In today’s environment, our processes for licensing officials and judging competitions warrant analysis. The need for a fair and transparent system of licensing officials is indisputable. Every eligible member who passes the educational standards and is deemed worthy of a license should receive one. Our sport should encourage members to give back to the sport by judging and welcome those who undergo the process. However, this is not to say that every ‘R’ judge is qualified to judge every national or premier competition. Again, everyone brings their basis of knowledge to the job. Those who have worked, trained or ridden at the highest level may have a better understanding of its standards. As one veteran judge and licensed official’s clinician said to me, “You can’t teach quality in an hour. Either you know it, or you don’t.”

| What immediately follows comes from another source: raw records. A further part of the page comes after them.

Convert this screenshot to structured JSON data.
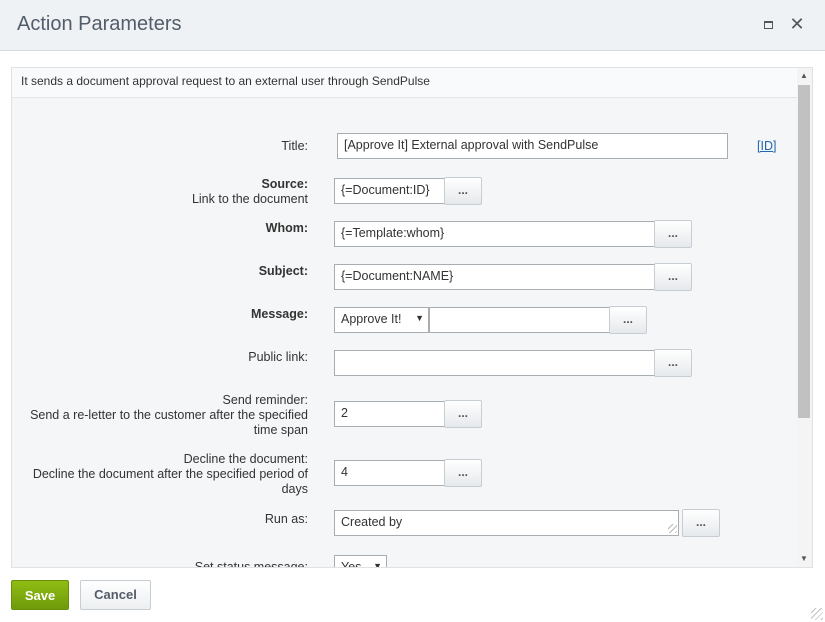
{
  "header": {
    "title": "Action Parameters"
  },
  "description": "It sends a document approval request to an external user through SendPulse",
  "form": {
    "title_label": "Title:",
    "title_value": "[Approve It] External approval with SendPulse",
    "id_link": "[ID]",
    "source_label": "Source:",
    "source_sublabel": "Link to the document",
    "source_value": "{=Document:ID}",
    "whom_label": "Whom:",
    "whom_value": "{=Template:whom}",
    "subject_label": "Subject:",
    "subject_value": "{=Document:NAME}",
    "message_label": "Message:",
    "message_select": "Approve It!",
    "message_value": "",
    "public_link_label": "Public link:",
    "public_link_value": "",
    "reminder_label": "Send reminder:",
    "reminder_sublabel": "Send a re-letter to the customer after the specified time span",
    "reminder_value": "2",
    "decline_label": "Decline the document:",
    "decline_sublabel": "Decline the document after the specified period of days",
    "decline_value": "4",
    "run_as_label": "Run as:",
    "run_as_value": "Created by",
    "status_label": "Set status message:",
    "status_select": "Yes",
    "dots_label": "..."
  },
  "footer": {
    "save_label": "Save",
    "cancel_label": "Cancel"
  },
  "colors": {
    "accent": "#7aa80e",
    "link": "#2067b0",
    "header_bg": "#eef2f4"
  }
}
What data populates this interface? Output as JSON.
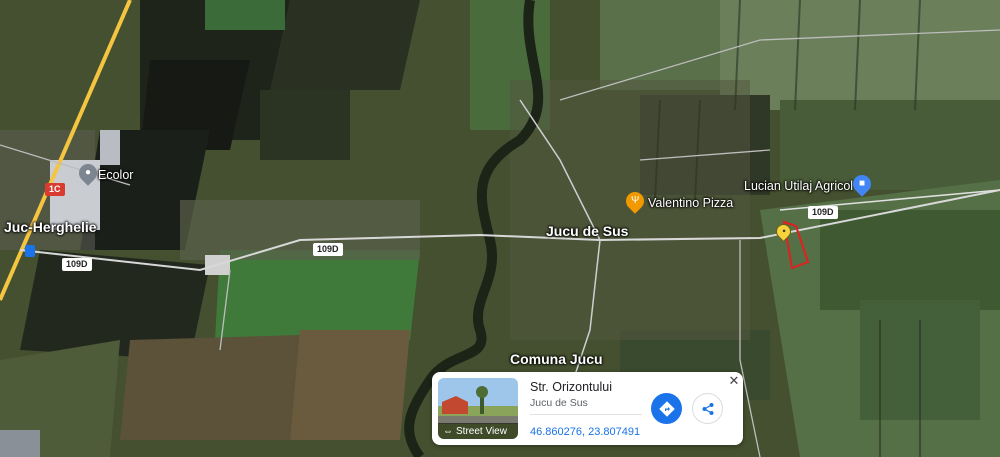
{
  "map": {
    "places": {
      "ecolor": "Ecolor",
      "juc_herghelie": "Juc-Herghelie",
      "valentino_pizza": "Valentino Pizza",
      "lucian_utilaj": "Lucian Utilaj Agricol",
      "jucu_de_sus": "Jucu de Sus",
      "comuna_jucu": "Comuna Jucu"
    },
    "roads": {
      "r1c": "1C",
      "r109d_a": "109D",
      "r109d_b": "109D",
      "r109d_c": "109D"
    },
    "colors": {
      "road_yellow": "#f5c542",
      "plot_outline": "#e02020",
      "accent_blue": "#1a73e8",
      "pizza_orange": "#f29900",
      "pin_yellow": "#f6d33c"
    }
  },
  "info_card": {
    "title": "Str. Orizontului",
    "subtitle": "Jucu de Sus",
    "coordinates": "46.860276, 23.807491",
    "street_view_label": "Street View",
    "close_symbol": "✕"
  },
  "icons": {
    "directions": "directions-icon",
    "share": "share-icon",
    "street_view": "street-view-icon",
    "close": "close-icon"
  }
}
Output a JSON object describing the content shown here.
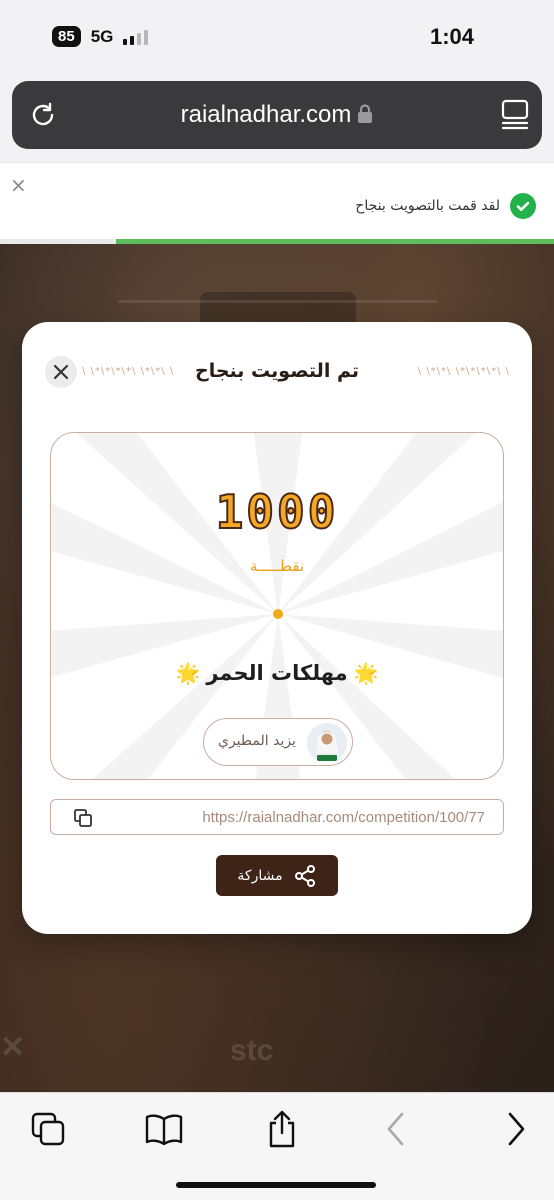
{
  "status_bar": {
    "battery": "85",
    "network": "5G",
    "time": "1:04"
  },
  "browser": {
    "url": "raialnadhar.com"
  },
  "toast": {
    "close": "×",
    "message": "لقد قمت بالتصويت بنجاح",
    "progress_fraction": 0.21
  },
  "modal": {
    "title": "تم التصويت بنجاح",
    "deco_left": "\\ \\*\\*\\*\\*\\ \\*\\*\\ \\",
    "deco_right": "\\ \\*\\*\\ \\*\\*\\*\\*\\ \\",
    "points": "1000",
    "points_label": "نقطـــــة",
    "nominee": "مهلكات الحمر",
    "voter_name": "يزيد المطيري",
    "share_link": "https://raialnadhar.com/competition/100/77",
    "share_label": "مشاركة"
  },
  "colors": {
    "accent_gold": "#f4a825",
    "brand_brown": "#3d2416",
    "success_green": "#21b24a"
  },
  "icons": {
    "toolbar": [
      "tabs-icon",
      "bookmarks-icon",
      "share-icon",
      "back-icon",
      "forward-icon"
    ]
  }
}
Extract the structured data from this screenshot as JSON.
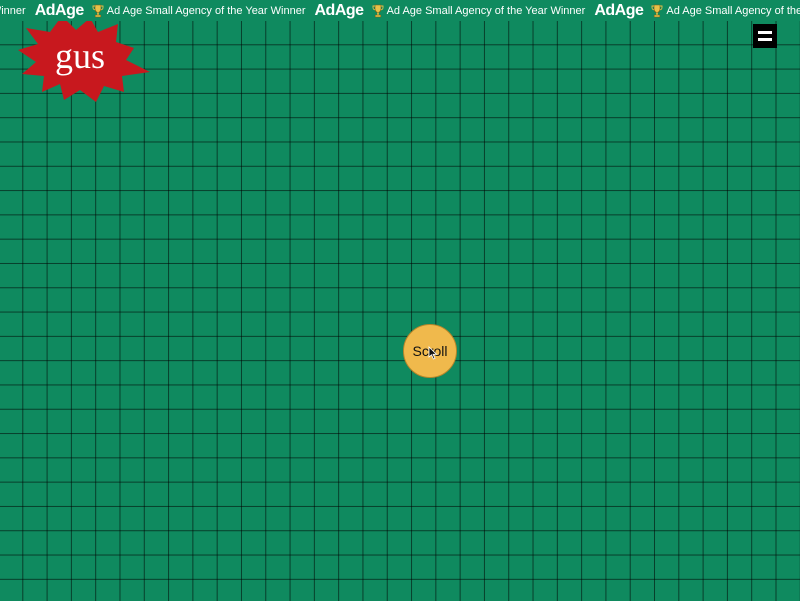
{
  "ticker": {
    "items": [
      {
        "text": "ar Winner",
        "has_logo": true,
        "logo": "AdAge"
      },
      {
        "text": "Ad Age Small Agency of the Year Winner",
        "has_logo": true,
        "logo": "AdAge"
      },
      {
        "text": "Ad Age Small Agency of the Year Winner",
        "has_logo": true,
        "logo": "AdAge"
      },
      {
        "text": "Ad Age Small Agency of the Year Winner",
        "has_logo": false,
        "logo": ""
      }
    ],
    "trophy_icon": "trophy-icon"
  },
  "logo": {
    "text": "gus",
    "badge_color": "#c8181e",
    "icon": "starburst-badge-icon"
  },
  "menu": {
    "icon": "hamburger-menu-icon"
  },
  "scroll_button": {
    "label": "Scroll",
    "color": "#f0b94c"
  },
  "colors": {
    "background": "#0f8a5f",
    "grid_lines": "#0a3a28"
  },
  "cursor": {
    "icon": "pointer-cursor-icon"
  }
}
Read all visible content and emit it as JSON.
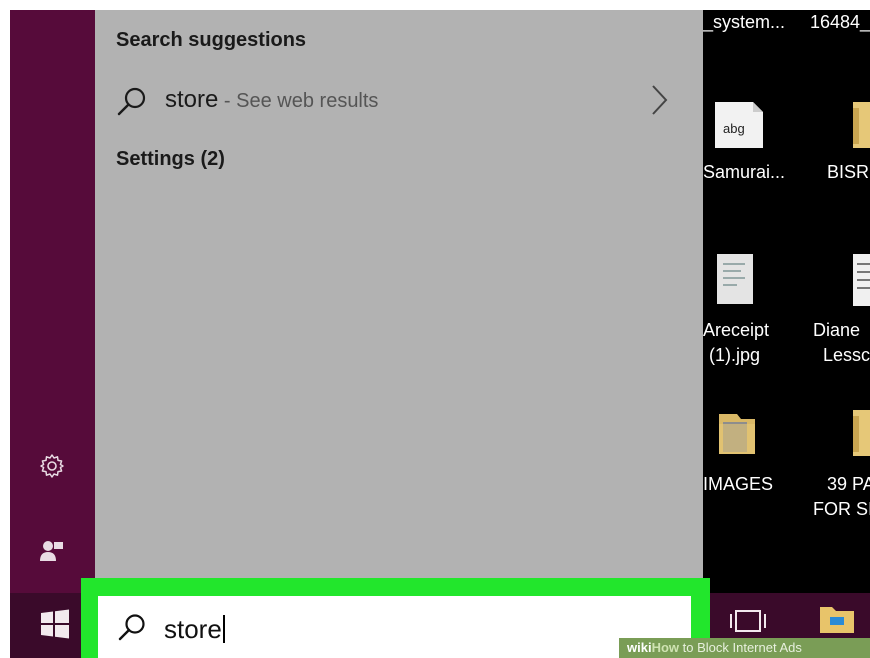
{
  "search_panel": {
    "suggestions_heading": "Search suggestions",
    "suggestion": {
      "term": "store",
      "separator": " - ",
      "subtitle": "See web results"
    },
    "settings_heading": "Settings (2)"
  },
  "search_box": {
    "query": "store"
  },
  "desktop": {
    "top_labels": [
      "_system...",
      "16484_"
    ],
    "icons": [
      {
        "label_lines": [
          "Samurai..."
        ],
        "icon": "abg-file-icon",
        "badge": "abg"
      },
      {
        "label_lines": [
          "BISR"
        ],
        "icon": "folder-icon"
      },
      {
        "label_lines": [
          "Areceipt",
          "(1).jpg"
        ],
        "icon": "image-file-icon"
      },
      {
        "label_lines": [
          "Diane",
          "Lessc"
        ],
        "icon": "document-icon"
      },
      {
        "label_lines": [
          "IMAGES"
        ],
        "icon": "folder-icon"
      },
      {
        "label_lines": [
          "39 PA",
          "FOR SI"
        ],
        "icon": "folder-icon"
      }
    ]
  },
  "watermark": {
    "wiki": "wiki",
    "how": "How",
    "text": " to Block Internet Ads"
  },
  "colors": {
    "sidebar": "#560b3a",
    "panel": "#b2b2b2",
    "highlight": "#22e62c",
    "taskbar": "#3a0a2a"
  }
}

Judging will always be a difficult task. The minute we pick up a pen, we know that many will disagree with our decisions. It is part of the job. But, when qualified individuals decide that the role is not worth the personal and professional cost, we are losing. When show managers are vilified for their choices of officials and have to protect them from the angry mob, we need better behavior. When exhibitors and trainers are discouraged again and again by the qualifications of a licensed official, we need to give them better. It is time to stop complaining and start working together toward a better system.
Sissy Wickes is a Princeton University (New Jersey) graduate, a lifelong rider and trainer, a U.S. Equestrian Federation R-rated judge, a freelance journalist and an autism advocate. Her resume includes extensive show hunter and jumper experience. She has served on the USHJA board of directors and the USEF National Breeds and Disciplines Council. Sissy lives with her family in Unionville, Pennsylvania, and Wellington, Florida.